Le Médoc est une pointe de terre encadrée par l’océan Atlantique et la Gironde. D’un côté, le roulis inlassable des vagues qui déferlent sur les immenses plages de sable, de l’autre, les eaux boueuses de l’estuaire de la Gironde, rencontre d’un fleuve, la Garonne, et d’une rivière, la Dordogne.
Deux façades, deux paysages très différents : d’un côté, de longues plages de sable bordées par un cordon dunaire ; de l’autre, ce sont tout d’abord des polders à perte de vue, puis plus au sud, des vignes à l’infini, un paysage ponctué de petits villages et de curieuses cabanes de pêcheurs tout le long de la Gironde.
La pointe de Grave, la fin des terres
Notre-Dame de la Fin des Terres
Soulac-sur-mer est la dernière petite ville sur la côte Atlantique avant la pointe de la Grave, une cité balnéaire avec des maisons d’un style particulier, les « soulacaises » des villas en briques ornées de décorations colorées. Il ne faut pas hésiter à se perdre dans les rues pour les admirer. Au centre ville, il y a une grande halle de style néocolonial qui abrite un marché très animé, l’occasion d’acheter des produits locaux comme les fruits de mer. Un peu plus loin se trouve une église aux lignes sobres avec un petit clocher carré. C’est la basilique Notre-Dame de la Fin des Terres, inscrite au patrimoine mondial de l’UNESCO. Son histoire recèle de nombreux mystères. Elle aurait été construite au 1er siècle par Sainte Véronique après la mort de la Vierge. Au 18ème siècle, elle fut engloutie par l’érosion dunaire. Imaginez que seul son clocher restait visible ! Elle ne fut dégagée qu’au milieu du 19ème siècle.
Verdon-sur-Mer, l’extrémité du Médoc
La ville de Verdon-sur-Mer, quant à elle, occupe l’extrémité de la Pointe de la Grave. Côté océan, l’immense plage offre un beau de vue sur le phare de Cordouan. Le soir, le soleil donne un magnifique spectacle alors qu’il s’efface doucement mais sûrement derrière la ligne d’horizon.

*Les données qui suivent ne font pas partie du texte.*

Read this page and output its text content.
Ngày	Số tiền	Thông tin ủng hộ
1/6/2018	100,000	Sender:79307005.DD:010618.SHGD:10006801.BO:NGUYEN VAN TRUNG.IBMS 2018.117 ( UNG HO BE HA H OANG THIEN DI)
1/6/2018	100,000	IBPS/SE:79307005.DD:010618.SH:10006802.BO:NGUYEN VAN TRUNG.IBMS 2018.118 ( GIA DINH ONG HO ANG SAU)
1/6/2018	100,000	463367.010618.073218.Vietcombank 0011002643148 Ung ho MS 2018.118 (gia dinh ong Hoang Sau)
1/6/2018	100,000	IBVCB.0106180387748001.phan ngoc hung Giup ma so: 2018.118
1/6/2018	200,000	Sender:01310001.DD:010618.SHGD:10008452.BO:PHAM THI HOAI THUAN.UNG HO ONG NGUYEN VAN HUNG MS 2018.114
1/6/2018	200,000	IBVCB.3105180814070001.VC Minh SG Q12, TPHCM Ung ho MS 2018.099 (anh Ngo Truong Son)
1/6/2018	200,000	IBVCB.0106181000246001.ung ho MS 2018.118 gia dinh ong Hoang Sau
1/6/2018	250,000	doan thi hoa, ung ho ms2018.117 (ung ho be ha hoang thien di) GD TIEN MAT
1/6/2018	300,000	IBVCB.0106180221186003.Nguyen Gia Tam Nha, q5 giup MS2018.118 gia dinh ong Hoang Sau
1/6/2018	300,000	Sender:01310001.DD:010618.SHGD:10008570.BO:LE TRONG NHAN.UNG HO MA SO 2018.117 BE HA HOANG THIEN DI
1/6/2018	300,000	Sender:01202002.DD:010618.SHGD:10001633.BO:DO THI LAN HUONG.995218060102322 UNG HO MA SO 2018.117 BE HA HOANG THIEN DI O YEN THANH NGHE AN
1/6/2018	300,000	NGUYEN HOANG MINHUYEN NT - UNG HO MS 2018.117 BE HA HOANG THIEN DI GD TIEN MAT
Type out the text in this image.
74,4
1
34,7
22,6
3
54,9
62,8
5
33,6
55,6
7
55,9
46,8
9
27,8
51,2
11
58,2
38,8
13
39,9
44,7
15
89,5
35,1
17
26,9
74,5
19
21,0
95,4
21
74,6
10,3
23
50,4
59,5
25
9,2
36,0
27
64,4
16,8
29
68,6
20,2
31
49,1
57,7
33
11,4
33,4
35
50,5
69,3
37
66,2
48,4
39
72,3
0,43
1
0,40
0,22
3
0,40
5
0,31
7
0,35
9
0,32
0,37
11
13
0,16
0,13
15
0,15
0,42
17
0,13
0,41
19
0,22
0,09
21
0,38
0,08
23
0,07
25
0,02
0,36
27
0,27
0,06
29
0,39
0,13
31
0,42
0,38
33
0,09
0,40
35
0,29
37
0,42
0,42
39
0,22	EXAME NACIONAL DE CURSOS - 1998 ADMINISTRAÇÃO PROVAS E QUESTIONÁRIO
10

Sur le cordon dunaire, il reste de nombreux blockhaus, dont ceux de la batterie des Arros, un alignement assez bien conservé de quatre plateformes et dans lesquels on peut entrer. La masse de béton qui les compose est assez impressionnante. Leur situation était stratégique pour assurer la protection du port de Bordeaux où se trouvait une importante base navale. Ce sont d’ailleurs les français qui ont commencé à ériger les premiers ces ouvrages avant d’être pris par les allemands et étendus jusqu’à comporter 350 bâtiments ! Des graffeurs de tous styles en ont fait leur terrain de jeu et c’est assez réussi. Si ce n’était les traces rouillés des canons et les embrasures rectangulaires, on en oublierait presque leur dessein originel.
Côté estuaire se trouve le port du Verdon. D’ici partent les bateaux pour des excursions en mer ou pour traverser la Gironde et rejoindre Royan. Tout à côté, le phare de Grave abrite le musée du phare de Cordouan avec plusieurs maquettes de phares. Je me suis contentée de l’extérieur, l’endroit est un peu délaissé. Le bateau installé au pied du phare, une ancienne vedette de relève des gardiens de Cordouan, a perdu ses couleurs.
Histoire de phares
L’emblématique Cordouan
S’il est un phare hors du commun, c’est bien celui de Cordouan, surnommé le Versailles de la mer. Il est bien plus qu’un phare ; c’est un véritable monument historique. On le doit au départ au Prince d’Aquitaine, Édouard de Woodstock qui fit ériger une « tour à feu » au sommet de laquelle, chaque soir, un ermite allumait un feu pour guider les marins. L’ouvrage finit par tomber en ruine. C’est alors Henri III qui décida de lancer un chantier hors norme, symbole du pouvoir royal, l’occasion de montrer la puissance de la France après l’occupation anglaise. L’idée était d’en faire l’héritier du phare d’Alexandrie, pas moins ! Il fallut 27 ans pour achever les travaux. Une cité ouvrière avait même été construite au plus près du chantier. Il y avait des écuries, des ateliers de menuiserie, une forge, un moulin pour le blé, un four à pain et même un chai pour le vin ! Toutes ces constructions ont fini par disparaître sous l’assaut des vagues. Quant à l’architecte, Louis de Foix, il mourut avant de voir son œuvre achevée! Le résultat est donc un bâtiment aux accents royaux, avec l’appartement du roi, une chapelle royale, des sculptures, des boiseries et des carrelages de toute beauté.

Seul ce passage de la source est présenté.